Dans cette sélection des 250 titres, se nichent de belles surprises. On découvrira les pièces pour hautbois et piano de Robert Schumann, par Heinz Holliger et Alfred Brendel (Philips), qu’on n’attendait pas forcément dans une sélection aussi restreinte. Le chef Teodor Currentzis apparaît à deux reprises dans ce florilège, avec son interprétation récente et controversée du Don Giovanni de Mozart et sa version du Sacre du Printemps de Stravinsky ; ce qui est une surprise du fait du haut niveau de compétition que requiert une telle entreprise. Certains choix m’auront étonné, notamment pour les symphonies de Schumann ou Les Dichterliebe, car les interprètes sélectionnés n’ont pas forcément été couverts d’éloges en leur temps par la critique, mais aussi que d’autres seraient apparus plus « légitimes », sinon incontournables dans ce répertoire. Ainsi Fritz Wunderlicht (DG) ou Brigitte Fassbaender (EMI) pour les Dichterliebe. Mais Philippe Cassard est très convaincant dans l’option qu’il privilégie dans cette œuvre, rendant un vibrant hommage à l’artiste qu’il a retenu. S’agissant des symphonies de Robert Schumann, il est toutefois fait mention dans la vignette « pour aller plus loin », de la grande version avec la Staatskapelle de Dresde, dirigée par Wolfgang Sawallish (Emi). Peut-être y avait-il plutôt à aller chercher en complément quelques versions isolées des symphonies, une fois l’intégrale de Dresde privilégiée : Bernard Haitink dans les deux premières, Carlo Maria Giulini dans la 3e, Wilhelm Furtwängler, Guido Cantelli ou Otto Klemperer dans la 4e. L’avantage de ce choix « d’outsider » est d’entendre une version plus moderne. N’est-ce pas là, finalement, l’intérêt premier de ce type d’ouvrage que de renouveler le paysage de l’interprétation ? Enfin, notons avec étonnement l’absence de quelques figures incontournables du répertoire lyrique. Les ténors Fritz Wunderlich et Luciano Pavarotti auraient-ils été oubliés ?

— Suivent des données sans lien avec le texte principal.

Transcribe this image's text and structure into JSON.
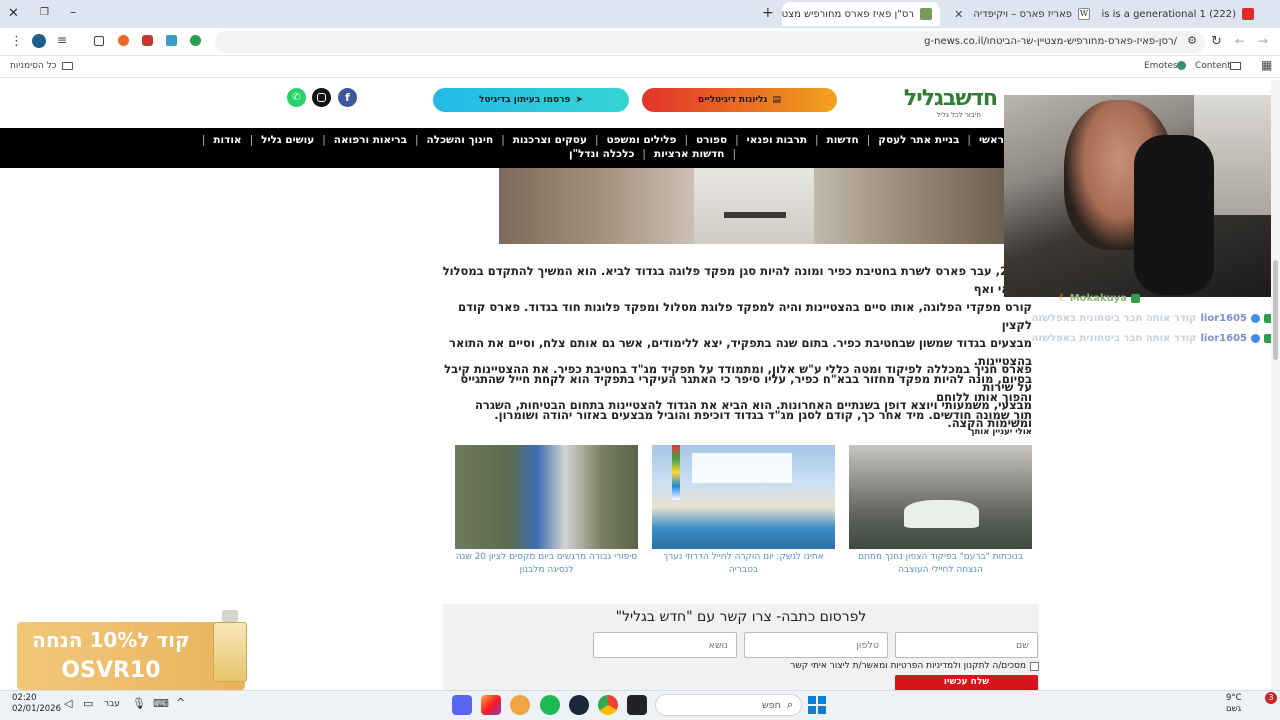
{
  "browser": {
    "tabs": [
      {
        "label": "This is a generational 1 (222)",
        "color": "#e02b2b"
      },
      {
        "label": "פאריז פארס – ויקיפדיה",
        "color": "#888888"
      },
      {
        "label": "רס\"ן פאיז פארס מחורפיש מצטיי",
        "color": "#7a9a5a"
      }
    ],
    "url": "g-news.co.il/רסן-פאיז-פארס-מחורפיש-מצטיין-שר-הביטחו/",
    "bookmarks_label": "כל הסימניות",
    "emotes_label": "Emotes",
    "content_label": "Content"
  },
  "site": {
    "logo_text": "חדשבגליל",
    "logo_sub": "חיבור לכל גליל",
    "btn_ads": "גליונות דיגיטליים",
    "btn_publish": "פרסמו בעיתון בדיגיטל",
    "nav_row1": [
      "ראשי",
      "בניית אתר לעסק",
      "חדשות",
      "תרבות ופנאי",
      "ספורט",
      "פלילים ומשפט",
      "עסקים וצרכנות",
      "חינוך והשכלה",
      "בריאות ורפואה",
      "עושים גליל",
      "אודות"
    ],
    "nav_row2": [
      "חדשות ארציות",
      "כלכלה ונדל\"ן"
    ]
  },
  "article": {
    "para1_lines": [
      "2020, עבר פארס לשרת בחטיבת כפיר ומונה להיות סגן מפקד פלוגה בגדוד לביא. הוא המשיך להתקדם במסלול הצבאי ואף",
      "קורס מפקדי הפלוגה, אותו סיים בהצטיינות והיה למפקד פלוגת מסלול ומפקד פלוגות חוד בגדוד. פארס קודם לקצין",
      "מבצעים בגדוד שמשון שבחטיבת כפיר. בתום שנה בתפקיד, יצא ללימודים, אשר גם אותם צלח, וסיים את התואר בהצטיינות.",
      "בסיום, מונה להיות מפקד מחזור בבא\"ח כפיר, עליו סיפר כי האתגר העיקרי בתפקיד הוא לקחת חייל שהתגייס והפוך אותו ללוחם",
      "תוך שמונה חודשים. מיד אחר כך, קודם לסגן מג\"ד בגדוד דוכיפת והוביל מבצעים באזור יהודה ושומרון."
    ],
    "para2_lines": [
      "פארס חניך במכללה לפיקוד ומטה כללי ע\"ש אלון, ומתמודד על תפקיד מג\"ד בחטיבת כפיר. את ההצטיינות קיבל על שירות",
      "מבצעי, משמעותי ויוצא דופן בשנתיים האחרונות. הוא הביא את הגדוד להצטיינות בתחום הבטיחות, השגרה ומשימות הקצה."
    ],
    "related_title": "אולי יעניין אותך",
    "cards": [
      {
        "caption": "בנוכחות \"ברעם\" בפיקוד הצפון נחנך מתחם הנצחה לחיילי העוצבה"
      },
      {
        "caption": "אחינו לנשק: יום הוקרה לחייל הדרוזי נערך בטבריה"
      },
      {
        "caption": "סיפורי גבורה מרגשים ביום מקסים לציון 20 שנה לנסיגה מלבנון"
      }
    ],
    "contact_title": "לפרסום כתבה- צרו קשר עם \"חדש בגליל\"",
    "field_name": "שם",
    "field_phone": "טלפון",
    "field_subject": "נושא",
    "consent_text": "מסכים/ה לתקנון ולמדיניות הפרטיות ומאשר/ת ליצור איתי קשר",
    "submit_label": "שלח עכשיו"
  },
  "promo": {
    "line1": "קוד ל10% הנחה",
    "line2": "OSVR10"
  },
  "chat": {
    "lines": [
      {
        "user": "Mokakuya",
        "text": ""
      },
      {
        "user": "lior1605",
        "text": "קודר אותה חבר ביטחונית באפלשזה"
      },
      {
        "user": "lior1605",
        "text": "קודר אותה חבר ביטחונית באפלשזה"
      }
    ]
  },
  "taskbar": {
    "time": "02:20",
    "date": "02/01/2026",
    "lang": "עבר",
    "search_placeholder": "חפש",
    "weather_temp": "9°C",
    "weather_text": "גשם",
    "badge": "3"
  }
}
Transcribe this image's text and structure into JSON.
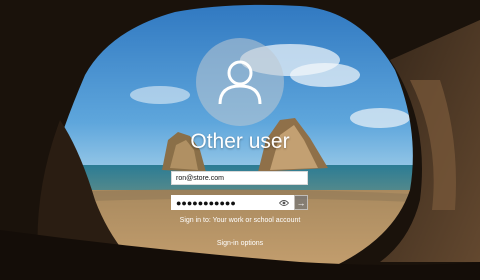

Au-delà de ces quelques points de réserve, bien normale en pareil exercice, j’ai particulièrement été sensible aux trois premiers chapitres, jusqu’à l’âge classique, pour lesquels le parti pris de l’ultra-sélectivité ne m’a pas dérangé. Au contraire, tout y est cohérent et certaines perles ne manqueront pas de venir animer quelques soirées calmes, à commencer par le récital de la regrettée Lorraine Hunt-Lieberson et le récital Rameau par Marcelle Meyer. Il s’avère toutefois que quelques albums cités sont difficilement trouvables, sauf si votre médiathèque préférée a acquis le précieux objet en son temps. À cet égard, chanceux vous serez si vous trouvez les quatuors à cordes de Ludwig van Beethoven par le Hollywood String Quartet (Testament), Le Boris Godounov de Modeste Moussorski par Nikolaï Golovanov (Preiser ou Lys) ou encore le CD Karol Szymanowski chez Dante/Lys, avec son Stabat Mater dirigé par Witold Rowicki. Il faudra certainement aller chercher du côté des sites de téléchargement.

En définitive, cet ouvrage nous aura invités à imaginer notre propre florilège de disques préférés. Merci à Lionel Esparza d’avoir réussi le pari ô combien difficile de remettre sur la platine des enregistrements que nous aurions oubliés, mais aussi de mettre en avant des perles rares et insolites. Merci aussi à la belle équipe de la radio publique. Et à ses invités de marque !


La discothèque idéale de France Musique : 250 disques pour mieux connaître la musique classique (France Musique/Gründ, octobre 2020), 320 pages. Dirigé par Lionel Esparza, avec la participation de 42 contributeurs de France Musique et « sept stars amies de l’antenne » de Radio.